Gore's Embrace

0 Comments | Insight on the News, Sept 27, 1999 | by J. Michael Waller

Money-laundering charges have raised questions about the vice president's warm relationship with Russian President Boris Yeltsin's corrupt, inept administration.

Vice President Al Gore is in the doghouse over his no-holds-barred support for Russian President Boris Yeltsin, and it isn't just his Republican critics who are pointing the fingers. One of the Democrats' shining stars, former New Jersey senator Bill Bradley, who is challenging Gore for the presidential nomination, blasted the administration's Russia policy after reports that Russian gangsters, possibly in league with top Russian officials, laundered billions of dollars of U.S.-backed loans through New York banks.

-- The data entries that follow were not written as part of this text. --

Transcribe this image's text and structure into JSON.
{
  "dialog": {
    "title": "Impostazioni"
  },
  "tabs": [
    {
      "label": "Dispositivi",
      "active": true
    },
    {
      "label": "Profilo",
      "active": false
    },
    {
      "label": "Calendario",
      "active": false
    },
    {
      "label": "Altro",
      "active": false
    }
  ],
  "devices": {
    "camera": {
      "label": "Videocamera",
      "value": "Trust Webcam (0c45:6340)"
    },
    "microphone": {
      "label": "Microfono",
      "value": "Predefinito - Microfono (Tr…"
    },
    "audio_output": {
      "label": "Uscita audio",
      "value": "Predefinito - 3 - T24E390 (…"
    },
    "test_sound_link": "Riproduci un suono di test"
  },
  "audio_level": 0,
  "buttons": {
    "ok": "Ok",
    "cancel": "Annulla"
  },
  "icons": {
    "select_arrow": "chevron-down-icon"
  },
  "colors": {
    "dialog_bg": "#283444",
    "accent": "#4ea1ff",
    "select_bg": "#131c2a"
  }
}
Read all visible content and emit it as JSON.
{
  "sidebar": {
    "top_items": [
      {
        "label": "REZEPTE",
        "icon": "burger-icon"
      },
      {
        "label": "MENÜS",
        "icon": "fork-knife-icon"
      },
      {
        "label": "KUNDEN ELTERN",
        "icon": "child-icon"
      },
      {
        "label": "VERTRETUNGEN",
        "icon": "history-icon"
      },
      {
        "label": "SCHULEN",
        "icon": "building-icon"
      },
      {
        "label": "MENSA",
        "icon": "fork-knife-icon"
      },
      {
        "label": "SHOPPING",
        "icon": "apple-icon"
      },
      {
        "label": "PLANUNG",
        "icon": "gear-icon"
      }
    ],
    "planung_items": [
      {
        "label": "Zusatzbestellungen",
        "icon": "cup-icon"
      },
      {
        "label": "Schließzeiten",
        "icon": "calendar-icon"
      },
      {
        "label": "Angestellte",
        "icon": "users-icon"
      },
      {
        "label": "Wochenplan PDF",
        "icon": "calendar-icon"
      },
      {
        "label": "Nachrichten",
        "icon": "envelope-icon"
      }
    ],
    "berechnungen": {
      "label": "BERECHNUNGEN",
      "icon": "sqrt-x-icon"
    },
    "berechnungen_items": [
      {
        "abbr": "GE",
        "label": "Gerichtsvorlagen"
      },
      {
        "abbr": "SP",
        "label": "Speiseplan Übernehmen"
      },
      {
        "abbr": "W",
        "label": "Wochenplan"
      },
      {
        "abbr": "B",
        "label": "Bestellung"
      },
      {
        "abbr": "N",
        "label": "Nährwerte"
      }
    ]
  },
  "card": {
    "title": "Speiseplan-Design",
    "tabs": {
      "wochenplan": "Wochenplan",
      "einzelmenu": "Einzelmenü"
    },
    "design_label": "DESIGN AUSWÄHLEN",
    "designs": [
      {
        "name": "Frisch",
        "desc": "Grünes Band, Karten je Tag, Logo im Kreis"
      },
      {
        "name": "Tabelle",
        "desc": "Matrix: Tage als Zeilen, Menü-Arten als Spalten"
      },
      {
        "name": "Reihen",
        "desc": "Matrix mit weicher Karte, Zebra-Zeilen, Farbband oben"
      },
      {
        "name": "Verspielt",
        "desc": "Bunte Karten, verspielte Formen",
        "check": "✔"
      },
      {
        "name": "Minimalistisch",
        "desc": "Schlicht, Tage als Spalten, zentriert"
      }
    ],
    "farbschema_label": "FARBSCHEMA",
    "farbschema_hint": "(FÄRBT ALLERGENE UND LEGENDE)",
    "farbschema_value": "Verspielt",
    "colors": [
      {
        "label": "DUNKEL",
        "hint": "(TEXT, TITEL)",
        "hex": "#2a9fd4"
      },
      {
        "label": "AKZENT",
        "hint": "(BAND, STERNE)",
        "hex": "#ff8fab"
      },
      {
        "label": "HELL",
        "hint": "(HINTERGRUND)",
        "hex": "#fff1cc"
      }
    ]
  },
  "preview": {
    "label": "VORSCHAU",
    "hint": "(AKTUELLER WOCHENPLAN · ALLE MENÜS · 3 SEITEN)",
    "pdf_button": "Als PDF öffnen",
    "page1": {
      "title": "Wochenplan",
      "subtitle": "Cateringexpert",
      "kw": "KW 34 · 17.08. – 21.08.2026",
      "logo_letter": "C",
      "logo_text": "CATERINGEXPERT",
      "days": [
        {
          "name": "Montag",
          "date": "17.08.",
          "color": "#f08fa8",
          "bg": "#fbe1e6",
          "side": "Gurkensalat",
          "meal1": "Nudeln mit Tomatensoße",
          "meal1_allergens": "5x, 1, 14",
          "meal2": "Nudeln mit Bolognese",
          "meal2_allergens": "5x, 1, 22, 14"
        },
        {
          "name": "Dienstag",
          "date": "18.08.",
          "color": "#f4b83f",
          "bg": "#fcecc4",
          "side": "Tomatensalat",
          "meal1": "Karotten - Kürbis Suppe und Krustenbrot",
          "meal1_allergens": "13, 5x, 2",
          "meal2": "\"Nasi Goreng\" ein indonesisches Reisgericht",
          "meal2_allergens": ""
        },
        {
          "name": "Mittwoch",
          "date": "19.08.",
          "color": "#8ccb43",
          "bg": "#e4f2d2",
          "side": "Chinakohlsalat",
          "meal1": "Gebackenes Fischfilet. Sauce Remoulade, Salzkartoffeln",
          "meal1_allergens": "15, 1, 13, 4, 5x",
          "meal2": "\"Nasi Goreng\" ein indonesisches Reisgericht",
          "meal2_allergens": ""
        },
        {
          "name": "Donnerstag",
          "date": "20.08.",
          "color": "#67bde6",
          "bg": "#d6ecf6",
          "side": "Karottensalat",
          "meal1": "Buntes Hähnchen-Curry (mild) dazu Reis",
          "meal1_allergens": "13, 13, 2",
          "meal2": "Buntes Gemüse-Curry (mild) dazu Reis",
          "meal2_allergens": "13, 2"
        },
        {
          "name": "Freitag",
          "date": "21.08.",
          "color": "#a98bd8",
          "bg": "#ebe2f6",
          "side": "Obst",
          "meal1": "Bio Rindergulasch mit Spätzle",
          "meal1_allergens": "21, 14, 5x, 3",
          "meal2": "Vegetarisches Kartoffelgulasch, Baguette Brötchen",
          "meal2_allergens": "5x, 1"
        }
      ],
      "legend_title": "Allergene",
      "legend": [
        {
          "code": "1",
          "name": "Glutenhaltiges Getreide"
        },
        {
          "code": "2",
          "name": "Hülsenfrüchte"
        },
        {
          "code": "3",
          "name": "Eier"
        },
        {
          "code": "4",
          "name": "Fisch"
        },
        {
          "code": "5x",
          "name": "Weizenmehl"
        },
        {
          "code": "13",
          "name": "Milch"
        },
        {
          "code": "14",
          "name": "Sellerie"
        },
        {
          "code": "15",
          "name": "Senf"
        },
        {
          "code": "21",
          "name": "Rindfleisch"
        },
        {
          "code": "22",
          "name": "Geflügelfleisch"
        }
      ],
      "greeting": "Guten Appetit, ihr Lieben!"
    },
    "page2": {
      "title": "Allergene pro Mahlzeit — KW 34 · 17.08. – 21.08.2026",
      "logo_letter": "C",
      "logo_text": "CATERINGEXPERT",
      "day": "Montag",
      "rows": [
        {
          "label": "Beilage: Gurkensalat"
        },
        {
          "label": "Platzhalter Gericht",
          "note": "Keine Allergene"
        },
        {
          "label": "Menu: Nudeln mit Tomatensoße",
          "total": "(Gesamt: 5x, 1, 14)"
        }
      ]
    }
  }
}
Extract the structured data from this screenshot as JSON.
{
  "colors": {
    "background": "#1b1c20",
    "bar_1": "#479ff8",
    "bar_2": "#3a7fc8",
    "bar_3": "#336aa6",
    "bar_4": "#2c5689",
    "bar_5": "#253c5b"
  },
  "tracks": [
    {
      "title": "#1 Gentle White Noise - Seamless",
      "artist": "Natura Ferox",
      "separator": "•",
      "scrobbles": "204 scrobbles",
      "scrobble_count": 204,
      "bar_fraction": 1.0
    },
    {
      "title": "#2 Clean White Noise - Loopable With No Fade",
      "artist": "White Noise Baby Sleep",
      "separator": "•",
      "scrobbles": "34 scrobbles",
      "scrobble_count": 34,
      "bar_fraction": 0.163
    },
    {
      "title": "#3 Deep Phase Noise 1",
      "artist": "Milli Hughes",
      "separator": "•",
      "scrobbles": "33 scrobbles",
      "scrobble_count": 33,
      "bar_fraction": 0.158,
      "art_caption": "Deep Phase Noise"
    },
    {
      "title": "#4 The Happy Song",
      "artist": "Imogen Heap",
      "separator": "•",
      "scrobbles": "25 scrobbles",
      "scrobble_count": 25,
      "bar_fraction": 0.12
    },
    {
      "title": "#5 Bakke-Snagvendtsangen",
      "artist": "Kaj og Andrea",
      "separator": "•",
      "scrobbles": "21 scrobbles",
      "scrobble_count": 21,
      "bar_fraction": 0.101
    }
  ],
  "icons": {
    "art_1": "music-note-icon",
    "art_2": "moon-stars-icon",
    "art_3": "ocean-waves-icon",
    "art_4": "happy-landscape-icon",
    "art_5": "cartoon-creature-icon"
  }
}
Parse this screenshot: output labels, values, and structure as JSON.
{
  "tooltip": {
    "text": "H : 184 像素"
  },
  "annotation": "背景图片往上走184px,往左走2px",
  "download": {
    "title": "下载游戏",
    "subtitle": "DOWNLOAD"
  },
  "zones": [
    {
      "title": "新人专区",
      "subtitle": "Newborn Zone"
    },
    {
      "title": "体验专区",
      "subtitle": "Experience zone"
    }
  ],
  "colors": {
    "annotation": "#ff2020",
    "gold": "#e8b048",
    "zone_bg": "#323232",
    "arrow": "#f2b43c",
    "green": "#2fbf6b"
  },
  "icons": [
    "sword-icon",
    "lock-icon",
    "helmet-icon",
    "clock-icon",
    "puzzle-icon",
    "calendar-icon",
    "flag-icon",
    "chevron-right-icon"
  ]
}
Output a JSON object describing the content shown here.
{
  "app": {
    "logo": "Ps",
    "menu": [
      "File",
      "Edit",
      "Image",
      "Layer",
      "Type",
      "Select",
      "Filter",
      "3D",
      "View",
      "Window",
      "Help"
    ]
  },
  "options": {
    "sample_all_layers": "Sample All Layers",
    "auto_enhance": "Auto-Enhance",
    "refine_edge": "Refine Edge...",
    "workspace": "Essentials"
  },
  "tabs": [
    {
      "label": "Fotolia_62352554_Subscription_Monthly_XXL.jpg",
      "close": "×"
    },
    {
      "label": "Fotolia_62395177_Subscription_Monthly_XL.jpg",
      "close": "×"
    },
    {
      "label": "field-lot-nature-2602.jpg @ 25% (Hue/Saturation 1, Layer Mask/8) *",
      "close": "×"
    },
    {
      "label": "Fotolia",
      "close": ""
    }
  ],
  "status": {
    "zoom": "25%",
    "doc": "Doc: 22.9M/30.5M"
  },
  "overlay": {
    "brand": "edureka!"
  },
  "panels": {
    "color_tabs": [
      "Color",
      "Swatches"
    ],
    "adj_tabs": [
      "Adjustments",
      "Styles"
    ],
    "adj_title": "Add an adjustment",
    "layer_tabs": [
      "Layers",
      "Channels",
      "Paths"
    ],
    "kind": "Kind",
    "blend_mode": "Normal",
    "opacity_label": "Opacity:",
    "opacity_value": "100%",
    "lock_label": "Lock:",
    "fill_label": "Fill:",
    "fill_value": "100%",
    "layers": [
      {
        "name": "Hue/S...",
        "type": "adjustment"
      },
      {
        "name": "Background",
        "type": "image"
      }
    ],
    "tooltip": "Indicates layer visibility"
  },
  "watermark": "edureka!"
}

"Our assistance and lending policies," said Bradley, "have done very little to further our strategic goal, the needs of the Russian people or the cause of Russian reform. Billions of dollars have been promised to Russians, but far too much money has been siphoned off by untrustworthy Russian `capitalists.'" It was an implicit swipe at Gore, who was one of the main champions of the taxpayer-subsidized loans to the Russian Central Bank believed to have been laundered through the Bank of New York, which happens to be in the state that first lady Hillary Rodham Clinton wants to represent in the Senate.

No one is rushing to Gore's defense. With most of official Washington out of town for the Labor Day holiday, few were available for comment. But a spokesman for retiring New York Democratic Sen. Daniel Patrick Moynihan, the influential foreign-policy voice whose seat Hillary Clinton hopes to take next year, tells Insight, "He's following the issue but we have not made any statement." The Democratic Leadership Council, which President Clinton headed when he was governor of Arkansas, said it had no one qualified to comment. And a spokeswoman for Mrs. Clinton, when asked for comment, said, "Ugh. I don't know about that one."

Painting Gore further into the corner are revelations from the U.S. intelligence community that while the vice president was pushing for more cash to Russia, he was rejecting CIA reports that his Russian interlocutors were crooked or involved with organized crime.

"Though no one has charged that Gore knew of the financial diversions," reported the Washington Post, "the still emerging money-laundering scandal has tendrils that could run close to the vice president." Newsweek opined, "It may be Al Gore who pays for the sins of the Russian elite." In a Washington Post op-ed, David Ignatius asked, "What did the vice president know about the looting of Russia by organized crime, and why didn't he do more to stop it?"

Gore finds himself in the hot seat because of his unique relationship with certain Russian leaders alleged to have participated in some of the looting. Unlike any vice president in U.S. history, he has taken a lead strategic foreign-policy role. The first Clinton administration was just three months old in April 1993 when, in partnership with then-Prime Minister Viktor Chernomyrdin, Gore headed the U.S.-Russian Commission on Economic and Technological Cooperation, popularly known as the Gore-Chernomyrdin commission.

The commission was designed to work on a range of energy, industrial, technological and economic issues and to cut through bureaucracy. Supporters say that in the course of the often rocky U.S.-Russian relationship, the commission provided an even keel for conducting bilateral relations on a daily basis. Critics argue that it was a funnel for U.S. cash and technology into Russia's corrupt bureaucracy and banking sectors.

Gore won bipartisan accolades for his commission work, gaining himself statesmanlike status. But Chernomyrdin, ousted last year, lost his luster amid reports he had privatized a nine-figure portion of Gazprom, the Russian natural-gas monopoly he once headed, to himself. With the latest reports that the U.S.-backed International Monetary Fund, or IMF, loans which Gore helped engineer to prop up Yeltsin may have been diverted and laundered through the Bank of New York, Gore's relationship with Chernomyrdin suddenly threatened his undoing as a world statesman.

Surveying the ruins of the administration's Russia policy that in the end failed to foster permanent pro-Western, free-market reforms, the New York Times Magazine reported, "When this checkered record is eventually held up to the light during a presidential campaign, Gore will have much to answer for."

The Gore-Chernomyrdin commission, whose informal name has changed with each new Russian premier, has operated as part of the Russia policy developed by senior administration officials, including Deputy Secretary of State Strobe Talbott. Gore's national-security adviser, Leon Fuerth, is regarded as the commission's de-facto executive secretary and operates as a peer to the national-security adviser, secretary of state and secretary of defense. The commission helped muster bipartisan domestic support for continued bailouts of Moscow, in part by enlisting the political clout of the various U.S. banks and corporations that benefit from its taxpayer-funded programs. The U.S.-Russia Business Council, a private organization promoting bilateral trade, has boasted in its literature of setting the agendas of several of the commission's semiannual meetings.